Фергюсон попытался угадать, чему улыбнулся Брэдли. Брэдли – интриган, о чем его предупреждали еще в Штатax. Немного фантазер. До сих пор у него все шло гладко, но в один прекрасный день он лопнет с треском, как мыльный пузырь. Фергюсон почувствовал, что того гляди станет участником одной из тех грандиозных авантюр, на которых основывалась легенда о Брэдли.
– Если вам придется все-таки пойти к Дону К., что, по-вашему, он сделает?
– Поддаст пару, – ответил Брэдли. – Не знаю, как именно это произойдет, но есть возможность довести до сведения родственников Джентиле, кто его погубил. А если так, вряд ли Марко удастся усидеть на этом острове.
Глаза Фергюсона расширились от восхищения. Вот оно, предательство в чистом виде: грандиозный обман и тройное предательство, холодное и романтичное, как айсберг.
– Понятно, – сказал он.
Глава 7
Сицилия привела в порядок свои дела и принялась наслаждаться мирной жизнью, процветанием и братской любовью. Послушные и невероятно трудолюбивые крестьяне вернулись к работе, безропотно проводя в поле по двенадцать, четырнадцать или шестнадцать часов в день. Профсоюзных же лидеров, которые попытались вмешаться, сначала предупредили, а потом тех, кто продолжал настаивать на своем, быстро и тихо убрали. Церкви были переполнены. Мелкое воровство ушло в прошлое: туристка, забывшая сумку на столике в кафе, находила ее на следующий день на том же месте. Владельцы лавок перестали обжуливать покупателей. Проститутки приобрели куда более привлекательный вид, чем в голодные послевоенные дни. Во время церковных праздников устраивались религиозные шествия с бесплатной раздачей макарон. Все голосовали за христианских демократов и жаждали творить добро на благо ближнему.
Для Марко и Терезы эти был период спокойствия и довольства, когда слово «надежда» теряет смысл, ибо в жизни ничего больше не требуется. Через год после Амедео у них родилась девочка, которую назвали Лючией. Пришлось послать в Кампамаро за нянькой, и та ежедневно выводила детей на прогулку в находившийся неподалеку парк делла Фаворита.
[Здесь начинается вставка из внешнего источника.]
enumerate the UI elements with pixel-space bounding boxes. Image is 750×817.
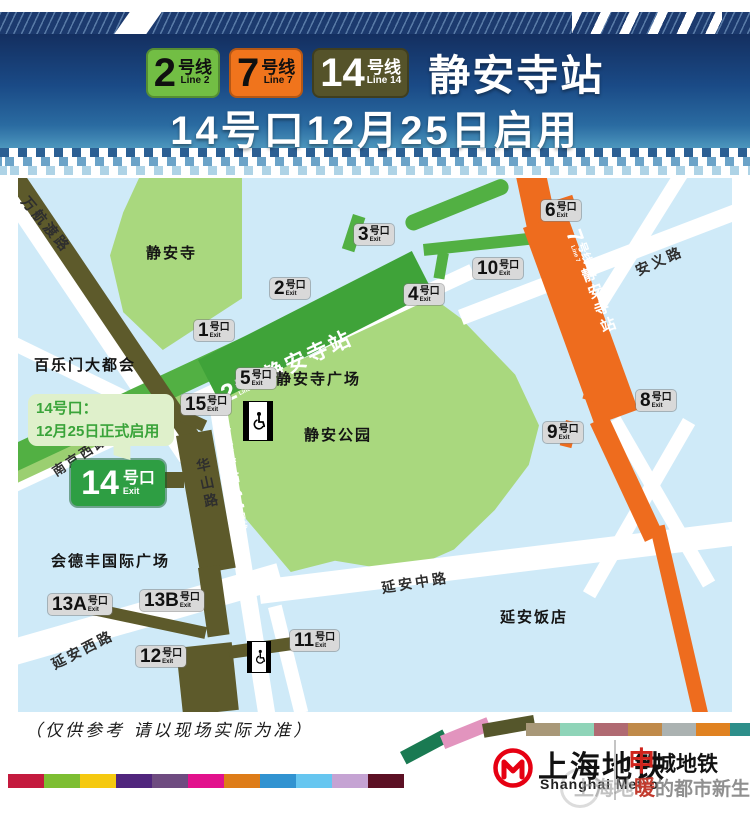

Все попытки уговорить матерей покинуть горные селения и переехать в Палермо ни к чему не привели, поэтому в конце каждой недели Марко и Тереза ездили попеременно то в Кампамаро, то в Пьоппо. Они, как и прежде, были влюблены друг в друга, и Марко все так же трясся, боясь за здоровье Терезы. Детей регулярно навещал доктор Белометти, пользуя их от всяческих воображаемых недугов и, по настоянию Марко, начиняя витаминами, совершенно ненужными при их отличном здоровье. Когда Амедео исполнилось шесть лет, его отдали в школу, руководимую монахинями и получавшую немалую субсидию от его отца.
Марко работал у своего старого покровителя Тальяферри, который с помощью Дона К, открыл на улице Кавура контору по торговле недвижимостью и так преуспел, что через несколько лет купил целую строительную компанию. Тальяферри заботился о своих друзьях и о друзьях своих друзей. Сделавшись еще и владельцем автомобильной компании, которая занималась подвозкой материалов на строительные площадки, он отправлял свои грузовики на капитальный ремонт в гараж Паоло в Кампамаро в тридцати милях от города, хотя ему было бы гораздо удобнее, если бы машины обслуживались в самом Палермо.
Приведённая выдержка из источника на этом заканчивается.